Rapid-sequence intubation (RSI) is the preferred method for endotracheal tube placement in the emergency department.
The decision to intubate should always be made on clinical grounds. Time permitting, assess for factors predictive of a difficult airway before RSI.
General criteria for endotracheal intubation include a failure to protect the airway, a failure to adequately oxygenate, and a failure to expire accumulating CO2.
Pursue alternative techniques (eg, cricothyrotomy) in patients when the initial airway intervention has failed and the patient cannot be adequately ventilated.
Successful airway management depends on the prompt recognition of an inadequate airway, the identification of risk factors that may impair successful bag-valve-mask (BVM) ventilation or endotracheal tube (ETT) placement, and the use of an appropriate technique to properly secure the airway. The decision to intubate is a clinical one and should be based on the presence of any 1 of 3 major conditions: an inability to successfully protect one's airway against aspiration/occlusion, an inability to successfully oxygenate the blood (hypoxemia), or an inability to successfully clear the respiratory byproducts of cellular metabolism (hypercapnia). Additional indications including the desire to decrease the work of breathing (sepsis), the need for therapeutic hyperventilation (increased intracranial pressure [ICP]), and the need to obtain diagnostic imaging in noncooperative individuals (altered mental status) should be taken into account on a patient-by-patient basis.

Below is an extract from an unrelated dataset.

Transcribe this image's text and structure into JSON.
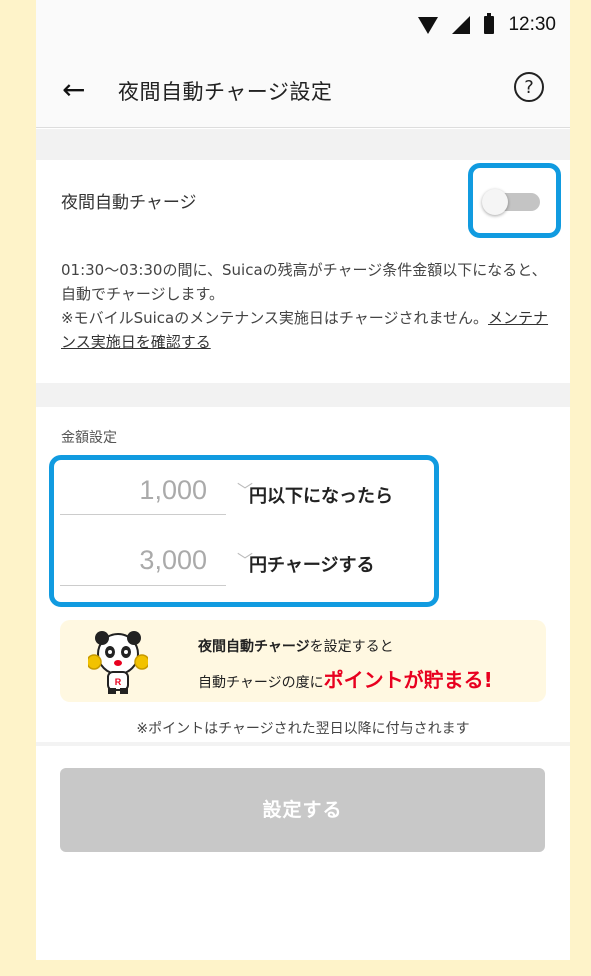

Techniques for the management of unstable airways range from basic shifts in patient positioning to invasive surgical intervention. Standard basic life support recommendations such as the head-tilt chin-lift maneuver may open a previously occluded airway. Oropharyngeal and nasal airway adjuncts are both simple to use and highly effective in this setting, but are unfortunately often underutilized. Failure to respond to these measures warrants the placement of an ETT. Rapid-sequence intubation (RSI) combines the careful use of pretreatment interventions with the administration of induction and paralytic agents to create the ideal environment for ETT placement and is the preferred method in the emergency department (ED).
A patient who cannot be intubated within 3 attempts is considered a failed airway. This scenario occurs in ~3–5% of all cases. Numerous alternative devices including laryngeal mask airways (LMA), introducer bougies, and fiberoptic instruments have been developed to facilitate airway management in these situations. That said, these methods are not failsafe, and roughly 0.6% of patients will require a surgical airway. Emergent cricothyrotomy is the preferred surgical technique for most ED patients.
The need for immediate airway intervention in emergency situations always supersedes the need for a comprehensive history and physical exam. Time permitting, perform a rapid airway assessment to identify any risk factors predictive of a difficult airway, inquire about any current medication use and known drug allergies, and try to ascertain the immediate events leading up to ED presentation.